The arbitration clause was so permeated by substantive unconscionability that it cannot be cured by severing it from the contract, she concluded.

Chief Judge Mary M. Schroeder and Judges Stephen Reinhardt, Sidney R. Thomas, Susan P. Graber, Raymond C. Fisher and Ronald M. Gould joined in the opinion.  Judge Richard R. Clifton concurred in the jurisdictional analysis, but argued in dissent that the arbitration clause was enforceable under California law.

Dissenting, Judge Diarmuid F. O’Scannlain contended that the Ninth Circuit lacked jurisdiction to hear Nagrampa’s appeal because she was attacking the contract as a whole and not just the arbitration clause in isolation.  Accordingly, the judge said, the franchisee’s challenge should be heard by the arbitrator.
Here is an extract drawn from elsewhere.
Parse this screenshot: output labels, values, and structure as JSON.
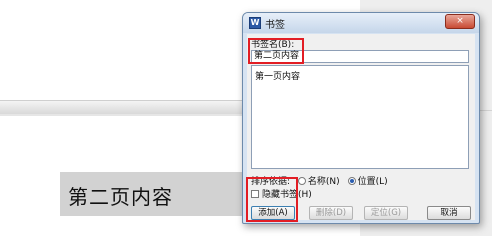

In a separate dissent, Judge Alex Kozinski argued that Nagrampa had waived her right to object to arbitration by dint of her participation in the proceedings, however  minimal. He also called the decision a “paternalistic endeavor” that carried “seeds of great irony.”

“By invoking the unconscionability doctrine to protect ‘the little guy’ in this case, the majority has construed California franchise law in a way that will result in fewer opportunities for other ‘little guys’ in the future,” he wrote, explaining that only those who are economically on par with corporations are considered “sophisticated” enough to enter into enforceable arbitration agreements.

“The result is that fewer aspiring business owners—many of whom are minorities and first generation Americans—will find franchisors willing to offer them opportunities like the one MailCoups offered to Nagrampa,” the judge said.

Judge Richard Tallman joined both the O’Scannlain and Kozinski dissents.

The case is Nagrampa v. MailCoups, Inc., 03-15955.